Mega ICOs aren’t new nowadays and records are broken on a monthly basis, but something was different with the last one. Filecoin was an ICO that was held on angel.co. It is an online platform well known around the traditional Silicon Valley model-based startup ecosystem, where money is raised via angels, funds, and VCs. All the famous boys are there and it’s a kind of exclusive club.
I have a problem with what happened with that Filecoin ICO, as they are now adopting and utilizing—beside the usual equity model—the ICO model as well. In my opinion, there is a kind of first class and second class ICO market building up and Johnny Average cannot participate in that 1st class ICO market.
Interestingly enough, most ICOs nowadays are excluding Americans from participating in them, so for Americans, it is literally only possible to participate legally in the ICO model via the angel.co platform and invest in only those projects that do their ICOs via them. Besides that, they need to be an accredited investor (more about this later).
What is the problem with that and are we responsible for it?
The problem we have at the moment in the free market is where even Johnny Average can invest his $10 to $100 USD into an ICO if he is quick enough is Greed and people attracted because of the wrong reasons.
Companies have heard they can raise a lot of money via an ICO, and “investors” have heard you can make a lot of money with ICOs. But the reality is, most of those projects that are coming out will go nowhere and are most likely just released for the sole purpose of collecting money. A lot of the companies that are doing ICOs have nothing more than an idea and a website, but no proper company behind them despite a legal framework nor proof of concept or line of code. Yes, there are exceptions, but I assume about 80% of the ICOs have nothing more than hot water bubbling and see where it goes.
What is an accredited investor?
According to angel.co, to be able to take part in any ICO via its platform you need to be an accredited investor, which means you need to be able to prove you have $200,000+ USD income or $1,000,000 USD net worth, which I assume most of the people in the crypto and ICO space cannot bring to the table.
The problem I am seeing is those “accredited investors” get in early and buy up the assets via ICOs. Once listed on the exchanges, Johnny Average can sneak up the token already for a premium. I think you get where I am going from here. With steps like this, the ICO model becomes something like the IPO model is already—those big dogs (the banks) in the case of IPOs make the money and now the angel, fund, and VC markets in the U.S. get a model in place like this for them, which is the ICO model.
How will the future look?
I think those U.S. companies planning to do ICOs will have no other chance than to do an ICO via angel.co, assuming they get accepted by them. This is for me a little bit against the core model that is behind all this decentralized liberal market thinking and economics. The other way is, it will happen that the free ICO market cleans up itself by having its hiccups and projects will have to fall flat, so pick wisely. I am pretty sure that’s just a phase and problem of growth which comes along with each new technology.

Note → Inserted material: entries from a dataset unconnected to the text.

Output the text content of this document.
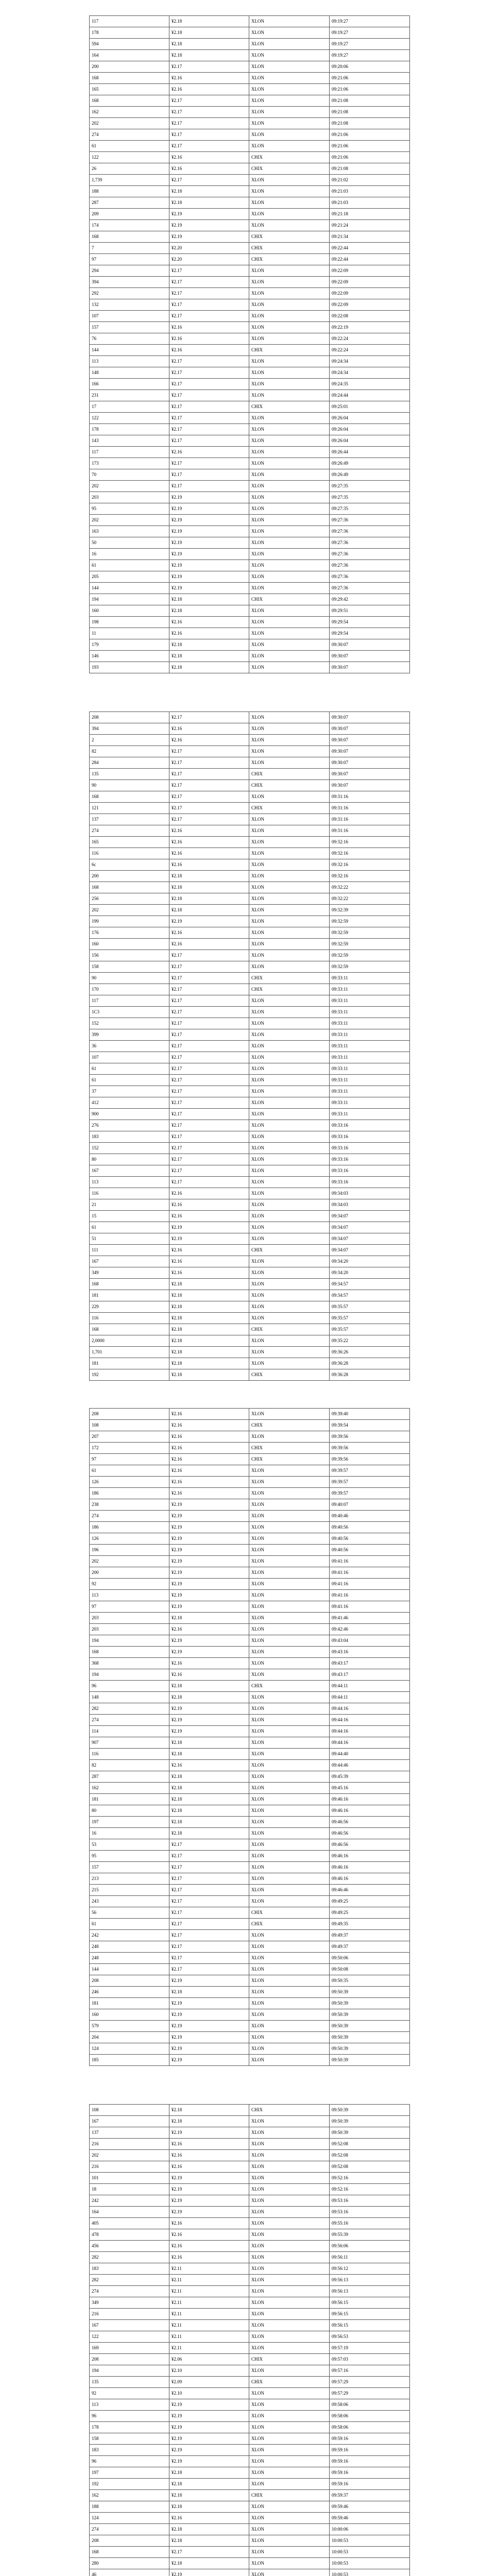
117	¥2.18	XLON	09:19:27
178	¥2.18	XLON	09:19:27
594	¥2.18	XLON	09:19:27
164	¥2.18	XLON	09:19:27
200	¥2.17	XLON	09:20:06
168	¥2.16	XLON	09:21:06
165	¥2.16	XLON	09:21:06
168	¥2.17	XLON	09:21:08
162	¥2.17	XLON	09:21:08
202	¥2.17	XLON	09:21:08
274	¥2.17	XLON	09:21:06
61	¥2.17	XLON	09:21:06
122	¥2.16	CHIX	09:21:06
26	¥2.16	CHIX	09:21:08
1,739	¥2.17	XLON	09:21:02
188	¥2.18	XLON	09:21:03
287	¥2.18	XLON	09:21:03
209	¥2.19	XLON	09:21:18
174	¥2.19	XLON	09:21:24
168	¥2.19	CHIX	09:21:34
7	¥2.20	CHIX	09:22:44
97	¥2.20	CHIX	09:22:44
294	¥2.17	XLON	09:22:09
394	¥2.17	XLON	09:22:09
292	¥2.17	XLON	09:22:09
132	¥2.17	XLON	09:22:09
107	¥2.17	XLON	09:22:08
157	¥2.16	XLON	09:22:19
76	¥2.16	XLON	09:22:24
144	¥2.16	CHIX	09:22:24
113	¥2.17	XLON	09:24:34
148	¥2.17	XLON	09:24:34
166	¥2.17	XLON	09:24:35
231	¥2.17	XLON	09:24:44
17	¥2.17	CHIX	09:25:01
122	¥2.17	XLON	09:26:04
178	¥2.17	XLON	09:26:04
143	¥2.17	XLON	09:26:04
117	¥2.16	XLON	09:26:44
173	¥2.17	XLON	09:26:49
70	¥2.17	XLON	09:26:49
202	¥2.17	XLON	09:27:35
203	¥2.19	XLON	09:27:35
95	¥2.19	XLON	09:27:35
202	¥2.19	XLON	09:27:36
163	¥2.19	XLON	09:27:36
50	¥2.19	XLON	09:27:36
16	¥2.19	XLON	09:27:36
61	¥2.19	XLON	09:27:36
205	¥2.19	XLON	09:27:36
144	¥2.19	XLON	09:27:36
194	¥2.18	CHIX	09:29:42
160	¥2.18	XLON	09:29:51
198	¥2.16	XLON	09:29:54
11	¥2.16	XLON	09:29:54
179	¥2.18	XLON	09:30:07
146	¥2.18	XLON	09:30:07
193	¥2.18	XLON	09:30:07
208	¥2.17	XLON	09:30:07
394	¥2.16	XLON	09:30:07
2	¥2.16	XLON	09:30:07
82	¥2.17	XLON	09:30:07
284	¥2.17	XLON	09:30:07
135	¥2.17	CHIX	09:30:07
90	¥2.17	CHIX	09:30:07
168	¥2.17	XLON	09:31:16
121	¥2.17	CHIX	09:31:16
137	¥2.17	XLON	09:31:16
274	¥2.16	XLON	09:31:16
165	¥2.16	XLON	09:32:16
116	¥2.16	XLON	09:32:16
6c	¥2.16	XLON	09:32:16
200	¥2.18	XLON	09:32:16
168	¥2.18	XLON	09:32:22
256	¥2.18	XLON	09:32:22
202	¥2.18	XLON	09:32:39
199	¥2.19	XLON	09:32:59
176	¥2.16	XLON	09:32:59
160	¥2.16	XLON	09:32:59
156	¥2.17	XLON	09:32:59
158	¥2.17	XLON	09:32:59
90	¥2.17	CHIX	09:33:11
170	¥2.17	CHIX	09:33:11
117	¥2.17	XLON	09:33:11
1C3	¥2.17	XLON	09:33:11
152	¥2.17	XLON	09:33:11
399	¥2.17	XLON	09:33:11
36	¥2.17	XLON	09:33:11
107	¥2.17	XLON	09:33:11
61	¥2.17	XLON	09:33:11
61	¥2.17	XLON	09:33:11
37	¥2.17	XLON	09:33:11
412	¥2.17	XLON	09:33:11
900	¥2.17	XLON	09:33:11
276	¥2.17	XLON	09:33:16
183	¥2.17	XLON	09:33:16
152	¥2.17	XLON	09:33:16
80	¥2.17	XLON	09:33:16
167	¥2.17	XLON	09:33:16
113	¥2.17	XLON	09:33:16
116	¥2.16	XLON	09:34:03
21	¥2.16	XLON	09:34:03
15	¥2.16	XLON	09:34:07
61	¥2.19	XLON	09:34:07
51	¥2.19	XLON	09:34:07
111	¥2.16	CHIX	09:34:07
167	¥2.16	XLON	09:34:20
349	¥2.16	XLON	09:34:20
168	¥2.18	XLON	09:34:57
181	¥2.18	XLON	09:34:57
229	¥2.18	XLON	09:35:57
116	¥2.18	XLON	09:35:57
168	¥2.18	CHIX	09:35:57
2,0000	¥2.18	XLON	09:35:22
1,701	¥2.18	XLON	09:36:26
181	¥2.18	XLON	09:36:28
192	¥2.18	CHIX	09:36:28
208	¥2.16	XLON	09:39:40
108	¥2.16	CHIX	09:39:54
207	¥2.16	XLON	09:39:56
172	¥2.16	CHIX	09:39:56
97	¥2.16	CHIX	09:39:56
61	¥2.16	XLON	09:39:57
126	¥2.16	XLON	09:39:57
186	¥2.16	XLON	09:39:57
238	¥2.19	XLON	09:40:07
274	¥2.19	XLON	09:40:46
186	¥2.19	XLON	09:40:56
126	¥2.19	XLON	09:40:56
196	¥2.19	XLON	09:40:56
202	¥2.19	XLON	09:41:16
200	¥2.19	XLON	09:41:16
92	¥2.19	XLON	09:41:16
113	¥2.19	XLON	09:41:16
97	¥2.19	XLON	09:41:16
203	¥2.18	XLON	09:41:46
203	¥2.16	XLON	09:42:46
194	¥2.19	XLON	09:43:04
168	¥2.19	XLON	09:43:16
368	¥2.16	XLON	09:43:17
194	¥2.16	XLON	09:43:17
96	¥2.18	CHIX	09:44:11
148	¥2.18	XLON	09:44:11
282	¥2.19	XLON	09:44:16
274	¥2.19	XLON	09:44:16
114	¥2.19	XLON	09:44:16
907	¥2.18	XLON	09:44:16
116	¥2.18	XLON	09:44:40
82	¥2.16	XLON	09:44:46
287	¥2.18	XLON	09:45:39
162	¥2.18	XLON	09:45:16
181	¥2.18	XLON	09:46:16
80	¥2.18	XLON	09:46:16
197	¥2.18	XLON	09:46:56
16	¥2.18	XLON	09:46:56
53	¥2.17	XLON	09:46:56
95	¥2.17	XLON	09:46:16
157	¥2.17	XLON	09:46:16
213	¥2.17	XLON	09:46:16
215	¥2.17	XLON	09:46:46
243	¥2.17	XLON	09:49:25
56	¥2.17	CHIX	09:49:25
61	¥2.17	CHIX	09:49:35
242	¥2.17	XLON	09:49:37
248	¥2.17	XLON	09:49:37
248	¥2.17	XLON	09:50:06
144	¥2.17	XLON	09:50:08
208	¥2.19	XLON	09:50:35
246	¥2.18	XLON	09:50:39
181	¥2.19	XLON	09:50:39
160	¥2.19	XLON	09:50:39
579	¥2.19	XLON	09:50:39
204	¥2.19	XLON	09:50:39
124	¥2.19	XLON	09:50:39
185	¥2.19	XLON	09:50:39
108	¥2.18	CHIX	09:50:39
167	¥2.18	XLON	09:50:39
137	¥2.19	XLON	09:50:39
216	¥2.16	XLON	09:52:08
202	¥2.16	XLON	09:52:08
216	¥2.16	XLON	09:52:08
101	¥2.19	XLON	09:52:16
18	¥2.19	XLON	09:52:16
242	¥2.19	XLON	09:53:16
164	¥2.19	XLON	09:53:16
405	¥2.16	XLON	09:55:16
478	¥2.16	XLON	09:55:39
456	¥2.16	XLON	09:56:06
282	¥2.16	XLON	09:56:11
183	¥2.11	XLON	09:56:12
282	¥2.11	XLON	09:56:13
274	¥2.11	XLON	09:56:13
349	¥2.11	XLON	09:56:15
216	¥2.11	XLON	09:56:15
167	¥2.11	XLON	09:56:15
122	¥2.11	XLON	09:56:53
169	¥2.11	XLON	09:57:19
208	¥2.06	CHIX	09:57:03
194	¥2.10	XLON	09:57:16
135	¥2.09	CHIX	09:57:29
92	¥2.10	XLON	09:57:29
113	¥2.19	XLON	09:58:06
96	¥2.19	XLON	09:58:06
178	¥2.19	XLON	09:58:06
158	¥2.19	XLON	09:59:16
183	¥2.19	XLON	09:59:16
96	¥2.19	XLON	09:59:16
197	¥2.18	XLON	09:59:16
192	¥2.18	XLON	09:59:16
162	¥2.18	CHIX	09:59:37
188	¥2.18	XLON	09:59:46
124	¥2.16	XLON	09:59:46
274	¥2.18	XLON	10:00:06
208	¥2.18	XLON	10:00:53
168	¥2.17	XLON	10:00:53
280	¥2.18	XLON	10:00:53
46	¥2.19	XLON	10:00:53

Also, how the ICOs are done will change in terms of people no longer throwing money at them when there is literally nothing other than an idea on white paper. Additionally, the ICO contracts will change so that funds are locked into the contracts and are only released in tranches. If a project falls flat, it sends back the equal value in ethereum or NEO to those addresses holding the tokens whose project run out of business.
PS: Maybe I am just a dreamer and too idealistic to think something can change and that in the end what will be left of this movement is the tech, behind which is the block chain. That will be it from me for today.